Y en medio de esa oscuridad… Caleb fue mi luz.
Él siempre estuvo allí, tendiéndome la mano en los años más difíciles. Siempre sabía qué decir para arrancarme una risa… o al menos distraerme de esa tristeza que parecía no tener fin.
Recuerdo cómo solía colarse por mi ventana, sin importar la hora, y se sentaba en silencio a mi lado hasta que me quedaba dormida.
Como si entendiera que, a veces, el silencio salva más que las palabras.
Pero, si algo salía mal…
El nudo en mi estómago se apretó con más fuerza.
No podía sacarme de la cabeza lo que había escuchado en los vestidores: “Caleb besó a Vanessa… y yo era una apuesta”
Siempre escuché comentarios malintencionados hacia mí. Miradas de reojo de los demás en la manada, susurros que me hacían sentir que yo era diferente, que no encajaba aquí.
“Esos ojos”, decían algunos, “esos ojos de dos colores nunca significan nada bueno.”
La anciana solía decir que eran un don, algo que me hacía especial, pero sin ella para tranquilizarme, no podía evitar que los comentarios me hicieran sentir insignificante y maldita.
—¡Vamos, Clara! —gritó Caleb al pasar corriendo frente a mí una vez más, su voz sacándome de mis pensamientos—. ¡Deja de mirarme y baja aquí! Podríamos dar un par de vueltas juntos, ¿no?
—Estás loco si crees que voy a bajar ahí —sonreí negando con la cabeza.
Crucé los brazos sobre el pecho, frotándome los antebrazos para entrar en calor mientras lo veía acelerar en la última curva, su respiración volviéndose más pesada.
Siempre se veía tan seguro, tan resuelto.
Yo, en cambio, sentía que caminaba sobre hielo quebradizo cada vez que tenía que mostrarme al mundo.
—Qué bonito se ve mi compañero —dijo una voz familiar y que no hubiera querido escuchar en este momento—. Supongo que lo debe de hacer para mantener la distancia de ti. Nunca se sabe cuándo alguien puede contagiarse de algo raro, ¿no?
Al girarme, la vi.
Vanessa.
La misma que, desde que teníamos cinco años, se había dedicado a convertir mi vida en un infierno innecesario.
Ahí estaba, con esa mirada altiva y ese aire de superioridad que nunca se le quitaba. Como si el mundo entero le debiera algo… como si yo fuera su deuda personal.
Respiré hondo y aparté la vista. No tenía caso responderle. No a ella y las mismas tonterías de siempre.
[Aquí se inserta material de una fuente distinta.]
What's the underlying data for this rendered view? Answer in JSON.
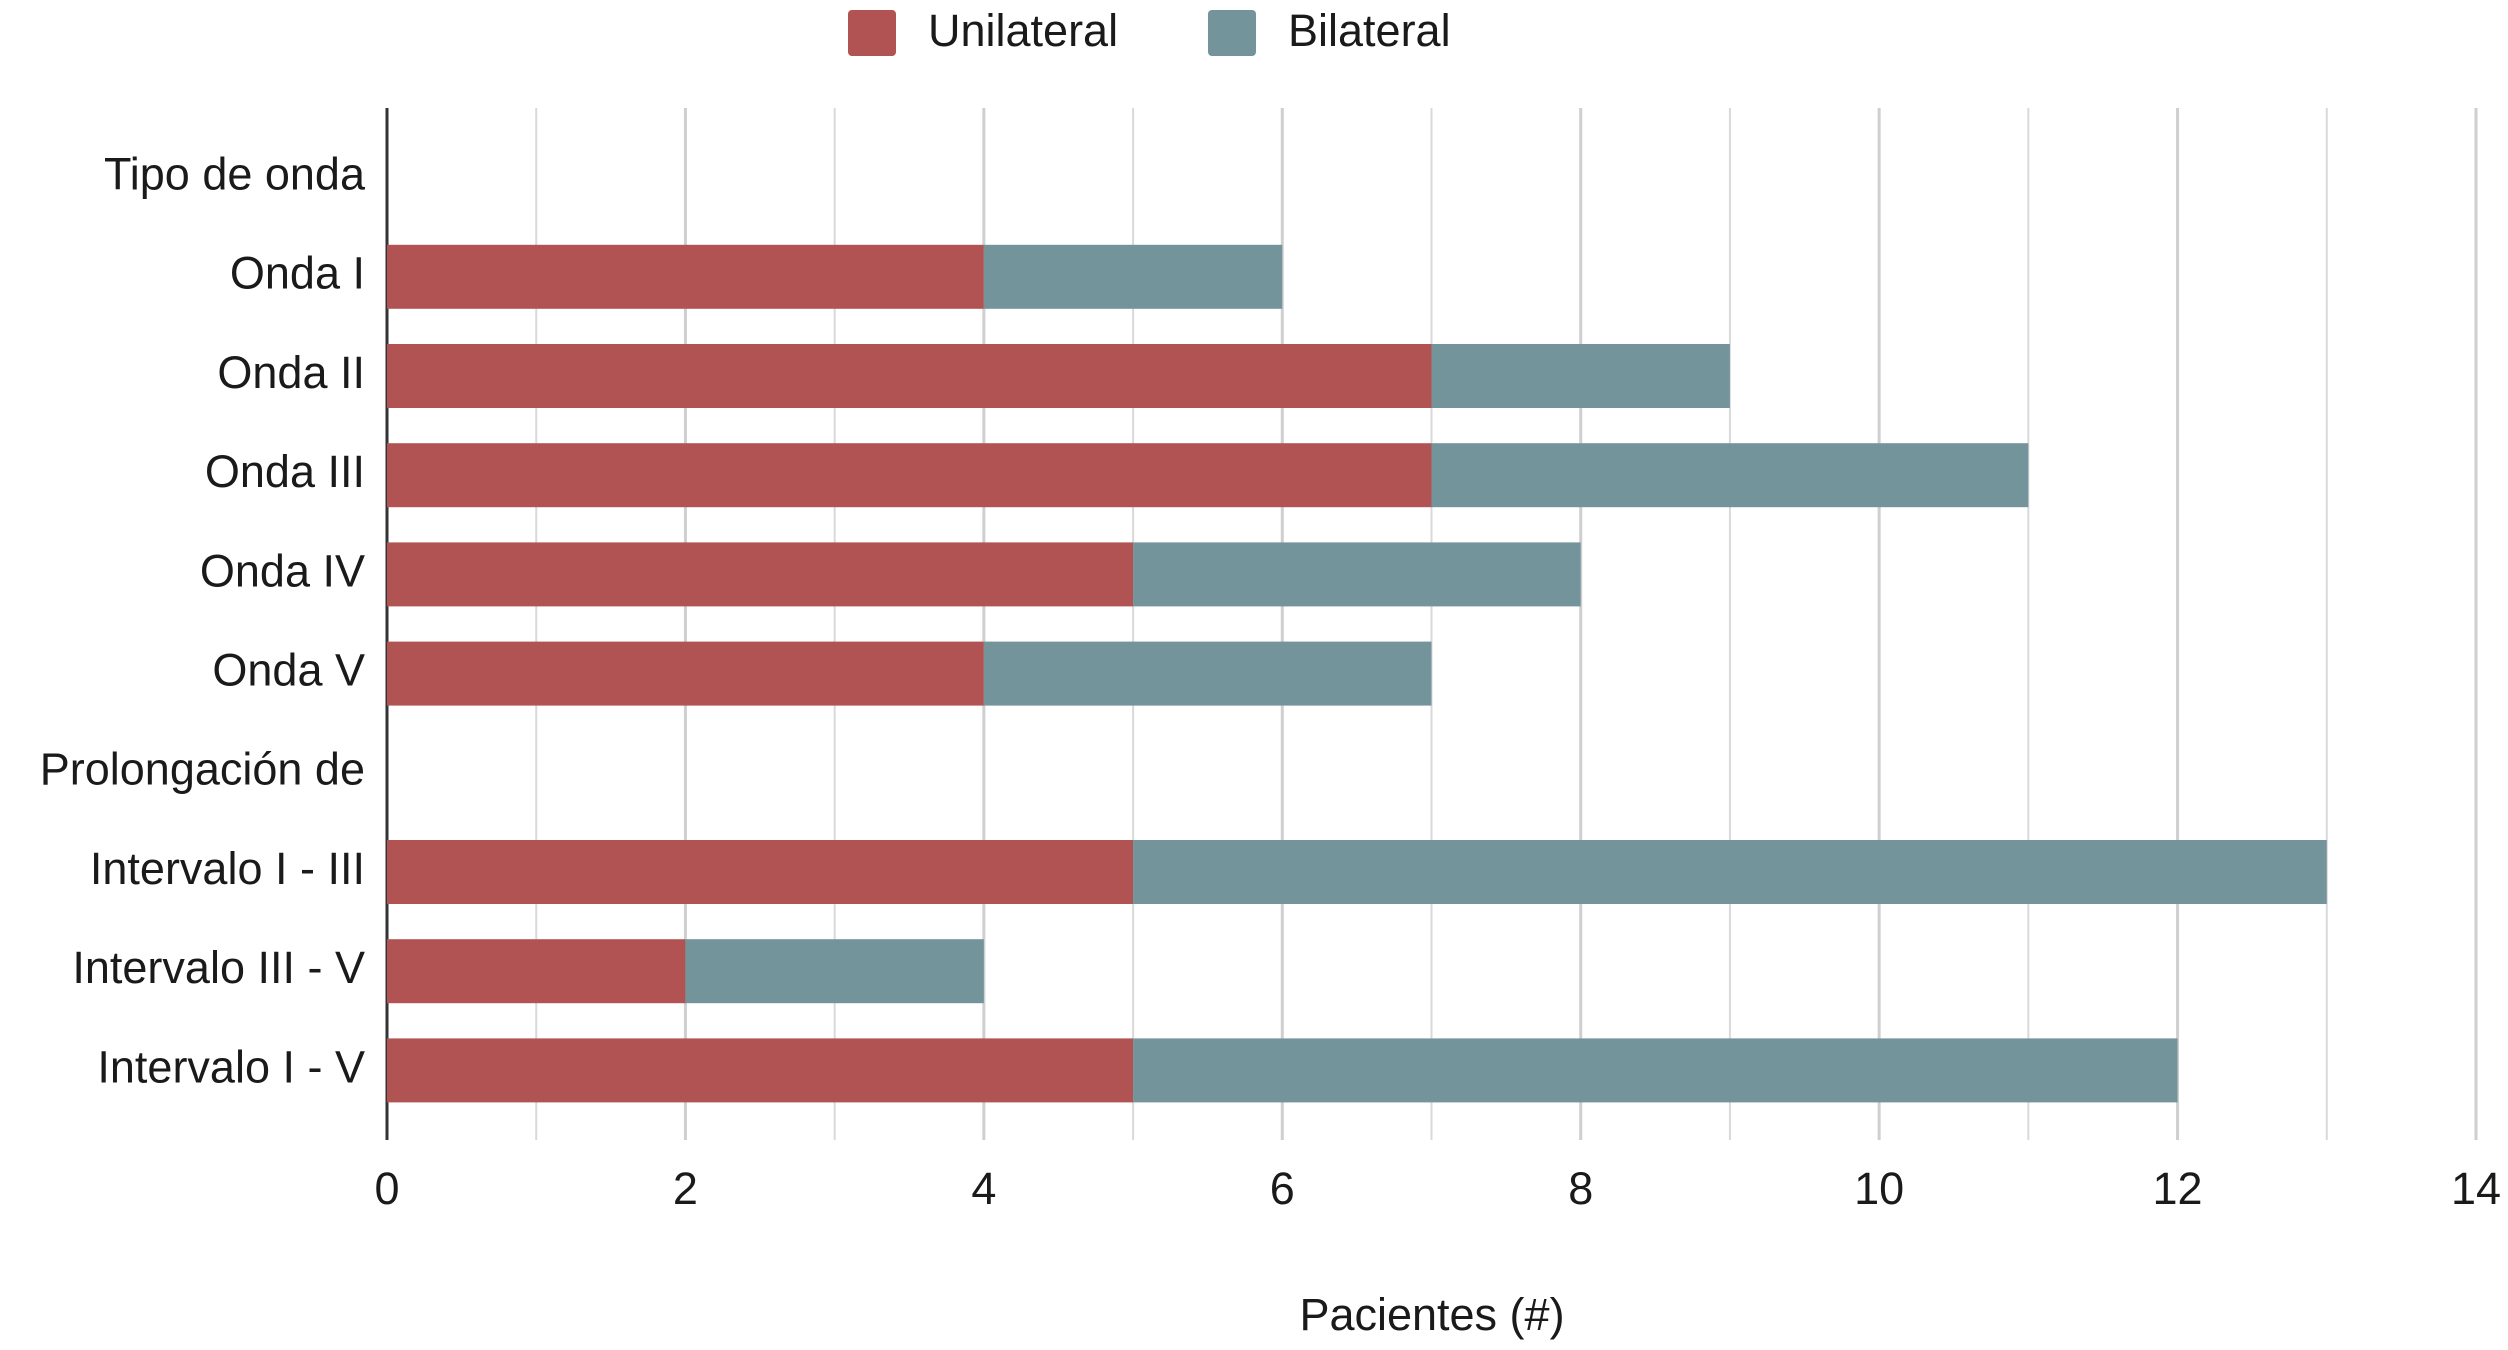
{
  "chart_data": {
    "type": "stacked-barh",
    "categories": [
      "Tipo de onda",
      "Onda I",
      "Onda II",
      "Onda III",
      "Onda IV",
      "Onda V",
      "Prolongación de",
      "Intervalo I - III",
      "Intervalo III - V",
      "Intervalo I - V"
    ],
    "series": [
      {
        "name": "Unilateral",
        "color": "#b25353",
        "values": [
          null,
          4,
          7,
          7,
          5,
          4,
          null,
          5,
          2,
          5
        ]
      },
      {
        "name": "Bilateral",
        "color": "#74949c",
        "values": [
          null,
          2,
          2,
          4,
          3,
          3,
          null,
          8,
          2,
          7
        ]
      }
    ],
    "xlabel": "Pacientes (#)",
    "xlim": [
      0,
      14
    ],
    "xticks": [
      0,
      2,
      4,
      6,
      8,
      10,
      12,
      14
    ],
    "minor_xticks": [
      1,
      3,
      5,
      7,
      9,
      11,
      13
    ],
    "grid": true,
    "legend": "top"
  }
}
Se sentó en la baranda frente a mí, dejando colgar una pierna con despreocupación, como si estuviéramos teniendo una conversación normal.
—He estado pensando en lo de mañana —continuó, en un tono que intentaba sonar casual, pero tenía ese filo de veneno que conocía tan bien—. Supongo que no deberíamos hacernos muchas expectativas —dijo, pero su voz sonaba más insegura de lo que pretendía—, ¿verdad? Quiero decir, ya sabemos que algunos de nosotros nacen para ser lobos fuertes y con compañeros destinados... y otros… bueno, otros nacen con un ojo de cada color...
Sentí que el calor subía a mis mejillas. Intenté concentrarme en los latidos de mi corazón, pero no podía evitar que sus palabras me atacaran como pequeñas agujas.
—¿Sabes? —dijo con un brillo burlón en los ojos—. Siempre me he preguntado si los de tu "condición" siquiera tienen un lobo dentro. O quizás… solo tienen un "bicho raro" esperando salir.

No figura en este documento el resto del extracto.